The Copy-Move Forgery Detection (CMFD) methods could be divided into three classifications, namely, overlapping block-based, keypoints-based and non-overlapping irregular block-based.
In the overlapping block-based scheme, Fridrich first proposed a CMFD method based on Discrete Cosine Transform (DCT) [1]. Several improved DCT methods [2, 3] have focused on the robustness of noise and blur.

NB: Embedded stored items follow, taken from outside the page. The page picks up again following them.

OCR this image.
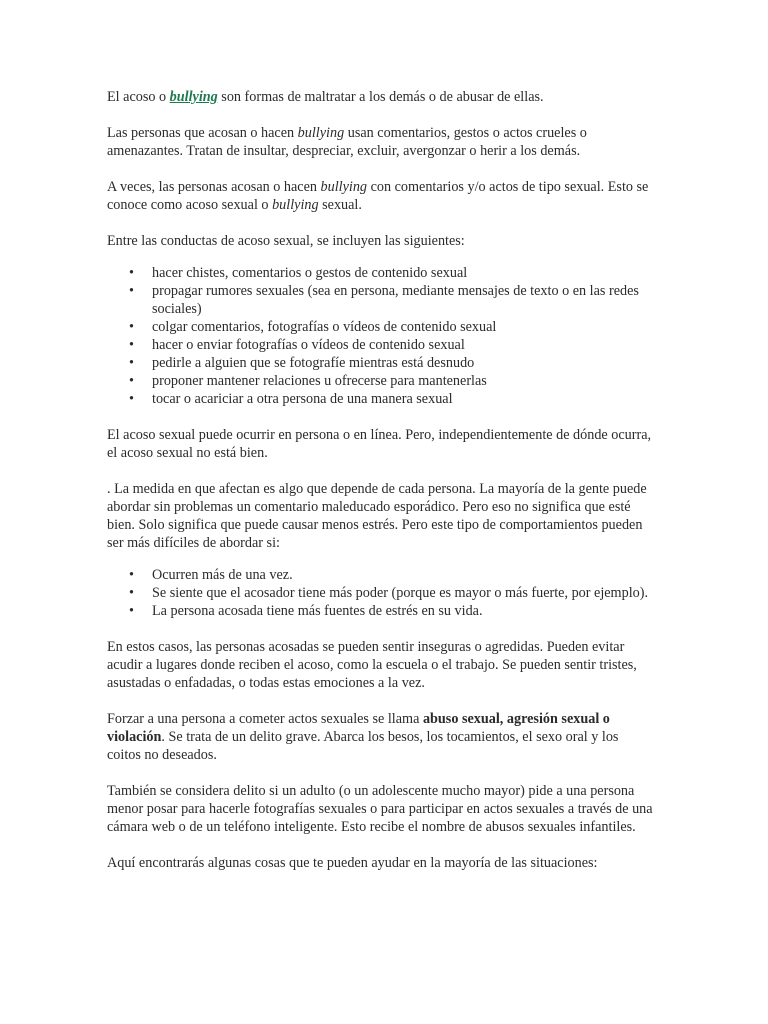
El acoso o bullying son formas de maltratar a los demás o de abusar de ellas.

Las personas que acosan o hacen bullying usan comentarios, gestos o actos crueles o amenazantes. Tratan de insultar, despreciar, excluir, avergonzar o herir a los demás.

A veces, las personas acosan o hacen bullying con comentarios y/o actos de tipo sexual. Esto se conoce como acoso sexual o bullying sexual.

Entre las conductas de acoso sexual, se incluyen las siguientes:

• hacer chistes, comentarios o gestos de contenido sexual
• propagar rumores sexuales (sea en persona, mediante mensajes de texto o en las redes sociales)
• colgar comentarios, fotografías o vídeos de contenido sexual
• hacer o enviar fotografías o vídeos de contenido sexual
• pedirle a alguien que se fotografíe mientras está desnudo
• proponer mantener relaciones u ofrecerse para mantenerlas
• tocar o acariciar a otra persona de una manera sexual

El acoso sexual puede ocurrir en persona o en línea. Pero, independientemente de dónde ocurra, el acoso sexual no está bien.

. La medida en que afectan es algo que depende de cada persona. La mayoría de la gente puede abordar sin problemas un comentario maleducado esporádico. Pero eso no significa que esté bien. Solo significa que puede causar menos estrés. Pero este tipo de comportamientos pueden ser más difíciles de abordar si:

• Ocurren más de una vez.
• Se siente que el acosador tiene más poder (porque es mayor o más fuerte, por ejemplo).
• La persona acosada tiene más fuentes de estrés en su vida.

En estos casos, las personas acosadas se pueden sentir inseguras o agredidas. Pueden evitar acudir a lugares donde reciben el acoso, como la escuela o el trabajo. Se pueden sentir tristes, asustadas o enfadadas, o todas estas emociones a la vez.

Forzar a una persona a cometer actos sexuales se llama abuso sexual, agresión sexual o violación. Se trata de un delito grave. Abarca los besos, los tocamientos, el sexo oral y los coitos no deseados.

También se considera delito si un adulto (o un adolescente mucho mayor) pide a una persona menor posar para hacerle fotografías sexuales o para participar en actos sexuales a través de una cámara web o de un teléfono inteligente. Esto recibe el nombre de abusos sexuales infantiles.

Aquí encontrarás algunas cosas que te pueden ayudar en la mayoría de las situaciones:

Prakash applied overlapped circular blocks and DCT features than the prevalent methods, which had lower computational complexity [3]. Moreover, several features have been applied to CMFD block-based schemes, such as Non-negative Matrix Factorization (NMF) [4], Principal Component Analysis (PCA) [5], Dyadic Wavelet Transform (DyWT) [6] and Fourier-Mellin Transform (FMT) [7]. To solve the rotation transformation invariance, the Hu [8], Blur [9] and Zernike [10] moments are used as features in CMFD. However, the overlapping block-based CMFD scheme, in which the input image is divided into overlapping blocks, cannot address the geometrical transformation of the forgery regions and significantly increases the computational expense. In the keypoints-based schemes, Scale Invariant Feature Transform (SIFT) [11], improved SIFT [12, 13] and Speeded Up Robust Feature (SURF) [14] are widely used. A feature descriptor called DAISY [15] is used to resist contrast variation and scale changes. Because of the efficiency of the rapid extraction and high matching rate, a CMFD method based on scaled Oriented FAST and Rotated BRIEF (ORB) [16] was presented. Alfraih proposed the method based on MSER features and K-means Clustering [17], which had a great performance on removing false matching. Nonetheless, the keypoints-based CMFD scheme is not robust to smooth regions and performs unevenly in post-processing operations. Recently, several novel schemes based on non-overlapping irregular blocking, such as over-segmentation [18, 19], Dense-Field [20], hashing [21] and triangles of local keypoints [22], were presented. Zandi applied an iterative scheme to detect keypoints even in low contrast regions, which had better performance than state-of-the-art methods [23]. Abdel-Basset proposed 2-level clustering strategy based on spatial and transformation domains, able to individuate the altered areas, with had high reliability and could deal with multiple cloning [24].
Nonetheless, most of CMFD schemes are useless for copy-move with illumination change. Therefore, we propose a novel CMFD method to maintain the advantages of the block-based and keypoints-based schemes. The affine transformation invariance patches are used to maintain the geometrical transformation and reduce the computational complexity. The Local Intensity Order Pattern (LIOP) [25] features are used to effect illumination change.
The rest of this paper is organized as follows. In Section II, the proposed CMFD method is expounded, with each step described in detail. Then, the dataset, metrics and experiments on different tampering factors and types of post-processing are shown in Section III. Finally, Section IV presents the conclusions.
Overview of the proposed CMFD method
This section explains the four steps of the proposed CMFD method. The framework is shown in Fig. 1. First, affine transformation invariance patches are extracted by applying Maximally Stable Extremal Regions (MSERs) [26], which have the advantage of affine transformation invariance. Second, each region is described by the LIOP features, which are invariance to illuminate change to make sure matching in copied and pasted regions. Third, LIOP features are matched by Euclidean distance. However, there have some dissonant false matches, as is shown in Fig. 1(c). Finally, false matches are removed through RANdom SAmple Consensus (RANSAC) [27].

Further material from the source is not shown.